Let’s recall the toddler from the start of our journey. Is this how humans learn? Would we truly consider this artificial intelligence?
If we want to emulate true intelligence, what we’d really like to build are algorithms that learn by themselves. They will watch examples and learn from them; they will build their own heuristics; they will infer the domain knowledge rather than have it fed into them.
In 2014, a small London start up named DeepMind Technologies, founded less than three years earlier, was acquired by Google for the staggering sum of $600 million before it had released even one product to the market. In fact, reporters struggled to explain what DeepMind was doing at all.
The hints at what attracted Google to DeepMind lie in a paper its team published in December 2013. The paper, presented in NIPS 2013, was titled “Playing Atari with Deep Reinforcement Learning“. It was about playing games, but unlike ever before. This was about a generic system, learning to play games without being given any knowledge, nothing but a screen and the score-keeping part in it. You could equate it to a human who had never played Pac-Man, taking the controls and just hitting them in all directions, watching the score and gradually figuring out how to play it like a pro and then doing the same for many other games, all using the same method. Sounds human? This was the technology Google was after.
Watching DeepMind play Atari Breakout (seen in this video) is like magic. The algorithm starts out moving randomly, barely hitting the ball once every many misses. After an hour of training, it starts playing at an impressive pro level. Then it even learns the classic trick that any Breakout player eventually masters – tunneling the ball to the top so that it hits bricks off with little effort.
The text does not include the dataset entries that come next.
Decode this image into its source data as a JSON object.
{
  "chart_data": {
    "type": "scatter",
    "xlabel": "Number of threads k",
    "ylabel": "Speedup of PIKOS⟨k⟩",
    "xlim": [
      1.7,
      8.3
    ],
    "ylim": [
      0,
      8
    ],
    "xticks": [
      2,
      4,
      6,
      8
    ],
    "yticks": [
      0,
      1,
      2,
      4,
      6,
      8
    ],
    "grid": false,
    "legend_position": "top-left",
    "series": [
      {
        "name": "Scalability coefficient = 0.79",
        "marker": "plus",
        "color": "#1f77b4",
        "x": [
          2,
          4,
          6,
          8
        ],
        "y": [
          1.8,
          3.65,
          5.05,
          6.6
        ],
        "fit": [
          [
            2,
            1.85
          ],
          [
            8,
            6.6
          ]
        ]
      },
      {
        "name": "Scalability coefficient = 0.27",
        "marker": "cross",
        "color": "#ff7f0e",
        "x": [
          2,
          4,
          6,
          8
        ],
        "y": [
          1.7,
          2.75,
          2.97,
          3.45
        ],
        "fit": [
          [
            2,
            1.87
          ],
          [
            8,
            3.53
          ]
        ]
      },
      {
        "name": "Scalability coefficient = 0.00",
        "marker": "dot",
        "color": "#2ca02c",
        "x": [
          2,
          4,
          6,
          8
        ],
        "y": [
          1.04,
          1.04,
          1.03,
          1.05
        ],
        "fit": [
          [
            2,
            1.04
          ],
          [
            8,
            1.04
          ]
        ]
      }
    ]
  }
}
The beauty of it all was that the exact same system mastered several other games with no custom optimizations – only the screen raw input and an indication of where the score is, nothing else. This was no Minimax running, no feeding of grandmaster moves books or human-crafted heuristic functions. It was generic deep-learning neural networks, using reinforcement learning that would look at a series of moves and their score outcome, and uncover the winning patterns all by itself. Pure magic.
AI Building games
For the last part of the talk, I deviated to a related topic. For this part, I was walking through a wonderful series of blog posts I stumbled upon called “Machine Learning is Fun!”, where the author, Adam Geitgey, walks through basic concepts in Machine Learning. In part two, he describes how Recurrent Neural Networks can be trained to learn and generate patterns. The simplest example we all know and appreciate (or sometimes not…) is the predictive text feature of mobile keyboards, where the system attempts to predict what word we are trying to type – the cause of so many great texting gaffes.
Moving to more elaborate examples, Geitgey fed an RNN implementation with a Hemingway book (“The Sun Also Rises”), and trained it recurrently on the book’s text, then having it spit out texts of its own that would match the book. It starts out with incomprehensible strings of text, but gradually takes the form of words and sentences, to the point that the sentences almost make sense and retain Hemingway’s typically curt dialogue style.
Geitgey then takes this system and applies it to none other than the Super Mario Maker. This is a version of Super Mario that allows players to build levels of their own. He transforms game levels into text streams and feeds these into the learning system. Again here, at first the system spits out nonsense. But then it gradually learns the basic rules and eventually generates actual playable levels. I’m no expert on Super Mario so I couldn’t tell, but I showed it to my son and he said it’s a great level that he would be happy to play. That’s intelligent enough for me!